With his ancient, summoning voice, and deeply spiritual lyrics, St Thomas-born Natty King is the archetypal 21st century Rasta reggae singer. He helped carry the 90s conscious resurgence, speared by his inspiration Luciano, into the 2000s, before the rise of Chronixx in the next decade. Natty King first bust onto the international reggae scene in 2005 with his hit No Guns To Town, co-produced by Jimmy Ricks and foundation 70s deejay Trinity (himself part of the wave who carried the Rastafari messages of Big Youth).

Natty King’s self-produced new album, Rebellution – spelled differently from the US reggae band sharing the name – is an unabashed gateway back to the 2000s reggae era. It’s released on Natty King’s New Wellowell label, and co-produced mainly with Sam Gilly, drummer of hardworking Austrian group House Of Riddim (with whom Natty King worked on the 2010s Born To Be Free album). It collects a full CD-length 19 tracks of polished, live-instrument-based roots reggae rhythms, with a consistent sound throughout.

The lyrical topics are very much Natty King’s staples, often arranged in sections to give the album a chaptered feel. The opening segment is one of several devoted to Rastafari spirituality and ghetto reality. The eddying horns of Jah Is My Guide and the hymn-like Hail Rastafari, affirm the central place of Rasta in grounding and protecting Natty King on his journey. Early Morning, a potential successor to No Guns To Town, warns against the dangers of straying into places where such livity is not to be found. 

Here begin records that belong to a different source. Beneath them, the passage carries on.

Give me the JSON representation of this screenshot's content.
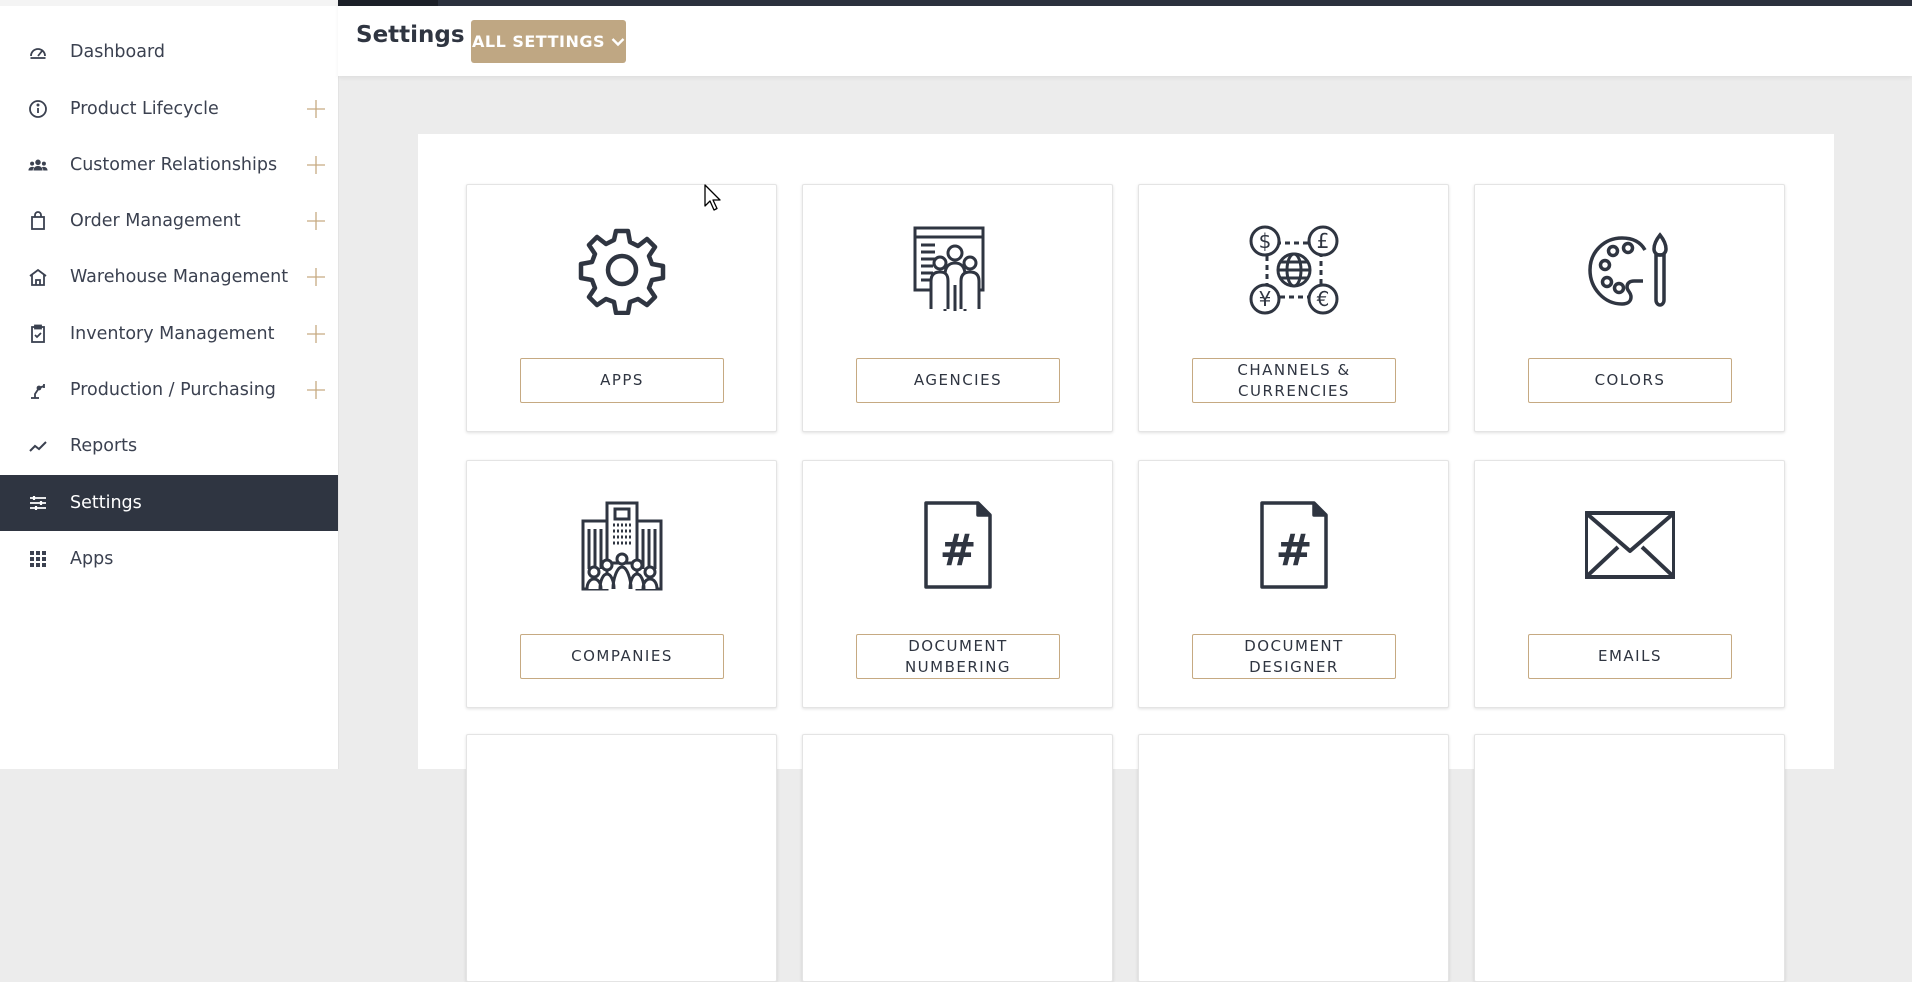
{
  "sidebar": {
    "items": [
      {
        "label": "Dashboard",
        "icon": "dashboard-icon",
        "expandable": false,
        "active": false
      },
      {
        "label": "Product Lifecycle",
        "icon": "info-icon",
        "expandable": true,
        "active": false
      },
      {
        "label": "Customer Relationships",
        "icon": "people-icon",
        "expandable": true,
        "active": false
      },
      {
        "label": "Order Management",
        "icon": "shopping-bag-icon",
        "expandable": true,
        "active": false
      },
      {
        "label": "Warehouse Management",
        "icon": "warehouse-icon",
        "expandable": true,
        "active": false
      },
      {
        "label": "Inventory Management",
        "icon": "clipboard-check-icon",
        "expandable": true,
        "active": false
      },
      {
        "label": "Production / Purchasing",
        "icon": "robot-arm-icon",
        "expandable": true,
        "active": false
      },
      {
        "label": "Reports",
        "icon": "chart-line-icon",
        "expandable": false,
        "active": false
      },
      {
        "label": "Settings",
        "icon": "sliders-icon",
        "expandable": false,
        "active": true
      },
      {
        "label": "Apps",
        "icon": "grid-icon",
        "expandable": false,
        "active": false
      }
    ]
  },
  "header": {
    "title": "Settings",
    "dropdown_label": "ALL SETTINGS"
  },
  "cards": [
    {
      "label": "APPS",
      "icon": "gear-icon"
    },
    {
      "label": "AGENCIES",
      "icon": "agencies-icon"
    },
    {
      "label": "CHANNELS & CURRENCIES",
      "icon": "currencies-globe-icon"
    },
    {
      "label": "COLORS",
      "icon": "palette-icon"
    },
    {
      "label": "COMPANIES",
      "icon": "building-icon"
    },
    {
      "label": "DOCUMENT NUMBERING",
      "icon": "document-hash-icon"
    },
    {
      "label": "DOCUMENT DESIGNER",
      "icon": "document-hash-icon"
    },
    {
      "label": "EMAILS",
      "icon": "envelope-icon"
    }
  ],
  "colors": {
    "accent": "#bfa783",
    "sidebar_active": "#2f3541",
    "text": "#2f3541"
  }
}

A pair of herb tunes, Trees and Ganja Smoker celebrate the plant Natty King calls his “best friend” and question why it is not legal worldwide. Affairs of the heart are covered by a trio of love songs – the Kevin Christopher Roberts co-produced Lovey Dovey, She Bring Joy (on Carlton Marchall’s Jam Rock Rocking Riddim), and the Gilly co-helmed Me She Want. The latter is an autobiographical-sounding encounter with a woman called Winsome, who loves Natty King for his spirituality and not his fame. Also of a very personal nature is the reality tune Hungry Days, where the artist looks at the struggles he faced before No Guns To Town – and hopes that for the sake of his family, his success will sustain.

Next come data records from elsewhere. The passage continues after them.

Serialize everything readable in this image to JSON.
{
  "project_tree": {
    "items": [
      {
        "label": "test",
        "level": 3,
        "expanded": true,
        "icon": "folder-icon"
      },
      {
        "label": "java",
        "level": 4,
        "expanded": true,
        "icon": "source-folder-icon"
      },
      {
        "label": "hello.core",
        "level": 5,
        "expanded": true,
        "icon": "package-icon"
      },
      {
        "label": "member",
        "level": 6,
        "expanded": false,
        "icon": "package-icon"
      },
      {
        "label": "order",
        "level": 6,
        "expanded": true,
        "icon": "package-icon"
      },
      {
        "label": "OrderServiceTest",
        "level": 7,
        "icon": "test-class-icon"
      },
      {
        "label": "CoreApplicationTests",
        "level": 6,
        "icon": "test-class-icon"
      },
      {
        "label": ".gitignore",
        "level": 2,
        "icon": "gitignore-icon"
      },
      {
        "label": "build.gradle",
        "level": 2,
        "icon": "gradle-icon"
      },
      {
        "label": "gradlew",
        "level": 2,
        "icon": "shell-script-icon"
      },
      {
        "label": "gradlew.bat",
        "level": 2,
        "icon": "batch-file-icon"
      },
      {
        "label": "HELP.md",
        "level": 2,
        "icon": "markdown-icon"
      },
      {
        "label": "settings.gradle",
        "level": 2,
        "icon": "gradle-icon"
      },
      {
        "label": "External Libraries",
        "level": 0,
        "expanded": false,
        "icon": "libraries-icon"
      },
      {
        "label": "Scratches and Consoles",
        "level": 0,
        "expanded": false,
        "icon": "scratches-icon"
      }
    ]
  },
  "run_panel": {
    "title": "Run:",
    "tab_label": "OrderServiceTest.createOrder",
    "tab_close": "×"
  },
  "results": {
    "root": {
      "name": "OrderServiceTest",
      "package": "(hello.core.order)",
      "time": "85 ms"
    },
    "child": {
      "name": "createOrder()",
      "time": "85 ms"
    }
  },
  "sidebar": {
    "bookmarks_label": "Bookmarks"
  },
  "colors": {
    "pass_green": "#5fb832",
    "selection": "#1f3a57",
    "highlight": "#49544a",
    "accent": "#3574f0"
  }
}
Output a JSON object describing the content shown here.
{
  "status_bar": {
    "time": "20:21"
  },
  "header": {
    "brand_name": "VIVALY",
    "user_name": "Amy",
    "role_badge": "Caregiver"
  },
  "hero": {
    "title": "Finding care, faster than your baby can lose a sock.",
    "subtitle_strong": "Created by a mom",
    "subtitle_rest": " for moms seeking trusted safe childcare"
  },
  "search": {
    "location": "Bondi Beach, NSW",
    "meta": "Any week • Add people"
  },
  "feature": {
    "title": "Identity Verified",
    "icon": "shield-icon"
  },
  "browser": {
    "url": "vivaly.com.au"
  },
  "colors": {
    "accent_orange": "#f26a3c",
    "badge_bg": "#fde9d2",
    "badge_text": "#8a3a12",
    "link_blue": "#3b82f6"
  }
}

But while most subjects are timeless, Natty King touches firmly on contemporary issues. He addresses the divisive topic of Covid 19 during the pensive Plandemic, where he doesn’t consider the virus a hoax, yet does see it as a plan for population control. He also excoriates the ever-present problem of police harassment of Rasta on the syn-drum-driven Old Crosses.

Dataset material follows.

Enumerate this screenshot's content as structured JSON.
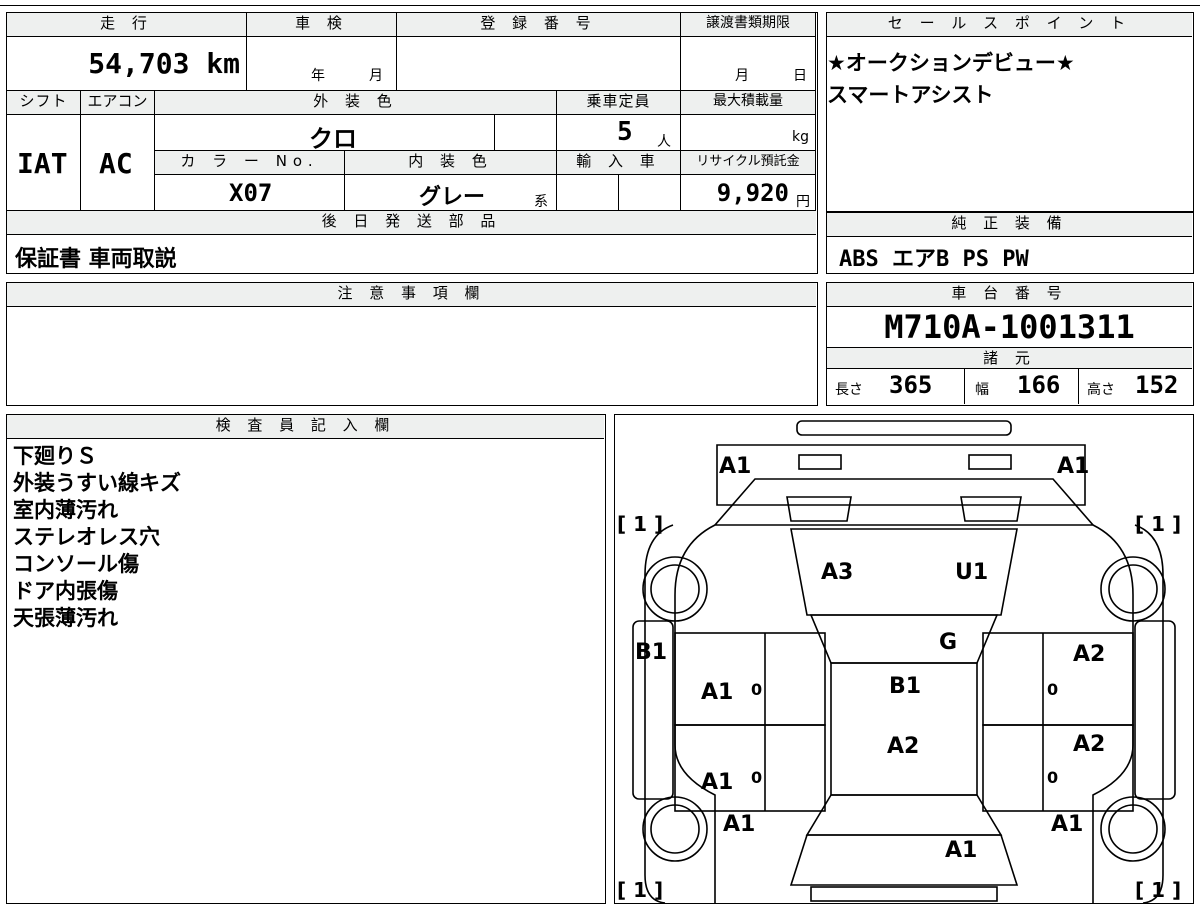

The combinations mainly pair Natty with ancient, earthy voices, similar to his own. The 2018 David Mornet-produced duet featuring Luciano, Why Sacrifice, acknowledges their close musical and philosophical bond, with Luci dubbing them “father and son”. Gritty Gambian deejay Rebellion The Recaller joins him to call out economic injustice via Free Ghetto Youths. Contrast is found in the form of higher voiced singjay, and early 2000s busting contemporary, Turbulence, on the calming Prayer A Day (aka Love is the Order). The penultimate track, Africa Calling is a repatriation anthem featuring two rising artists, Mr. Peppa and (Prince) Theo Nyeemiya. (Incidentally, it’s worth noting it is co-produced by Hopeton Brown – not Hopeton Overton Brown the Scientist, but guitarist Hopeton Donald Brown.)

At a time when Jamaican reggae music is increasingly fusion-based, The Rebellution album offers a roadmap back to when live instrumentation and propulsive one drop rhythms were the order of the day. To quote its press release, it “won’t let the reggae fans down”.